La démocratie sud-coréenne a refusé de se laisser abattre. Au cœur de la nuit du mardi 3 au mercredi 4 décembre, 190 députés de la majorité comme de l’opposition, soutenus par une foule en colère, massée devant une Assemblée nationale cernée de policiers et de militaires, ont rejeté à l’unanimité la loi martiale décrétée quelques heures plus tôt par le président conservateur, Yoon Suk Yeol. M. Yoon a accepté la décision et clôturé piteusement sa tentative de coup de force, qui a vu la Corée du Sud renouer pendant quelques heures avec le cauchemar du temps des dictatures, qu’elle croyait révolu depuis près de quarante ans.
La dernière fois que la loi martiale avait été imposée, c’était en 1980 à Gwangju (Sud). Sur ordre du président autoritaire Chun Doo-hwan (1980-1987), les parachutistes avaient violemment réprimé un mouvement favorable à la démocratie. L’opération avait fait des centaines de morts.
Admettant sa défaite, M. Yoon a réitéré son appel à l’Assemblée nationale pour qu’elle mette fin aux activités « scandaleuses » qui, selon lui, paralysent les fonctions gouvernementales. Le président, confronté à des manifestations, est désormais menacé de destitution. Ses principaux collaborateurs, dont son chef de cabinet, Chung Jin-suk, et son conseiller à la sécurité nationale, Shin Won-sik, ont présenté leur démission. L’état-major a renvoyé la troupe dans ses baraquements.

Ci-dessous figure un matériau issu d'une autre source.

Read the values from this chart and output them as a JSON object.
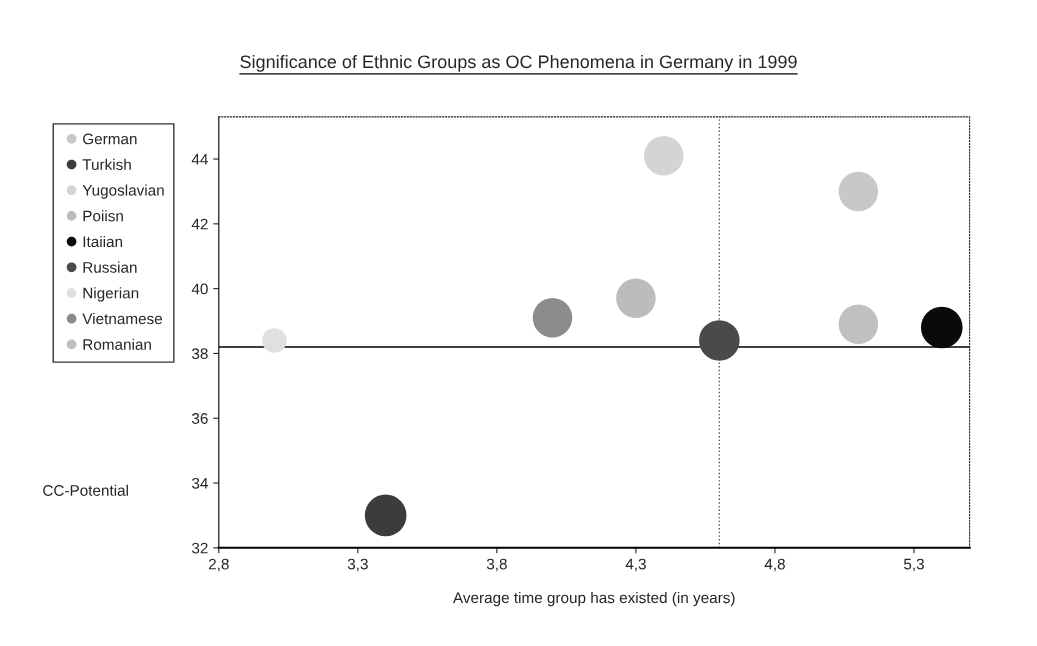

L’Etat de droit a prévalu et l’affaire s’est terminée, sans incident majeur, après six heures de vives tensions dans la capitale sud-coréenne. « Nous sommes soulagés que le président Yoon soit revenu sur sa déclaration et qu’il ait respecté le vote de l’Assemblée nationale, a réagi Washington. La démocratie est à la base de l’alliance entre les Etats-Unis et la Corée du Sud, et nous continuerons à suivre l’évolution de la situation. »
Munitions réelles
M. Yoon avait déclaré la loi martiale le mardi 3 décembre à 22 h 25 depuis le bureau présidentiel du quartier de Yongsan, à Séoul. « La République de Corée [nom officiel de la Corée du Sud] est comme une bougie dans le vent ; elle peut s’éteindre à tout moment. Je déclare la loi martiale pour la protéger des menaces des forces communistes nord-coréennes, pour éradiquer les forces antiétatiques pro-nord-coréennes qui détruisent de manière éhontée la liberté et le bonheur de notre peuple, et pour protéger notre ordre constitutionnel libre », a-t-il justifié. Il a reproché à l’opposition parlementaire de s’opposer à son projet de budget et d’avoir voté la destitution du directeur du Conseil d’audit et d’inspection.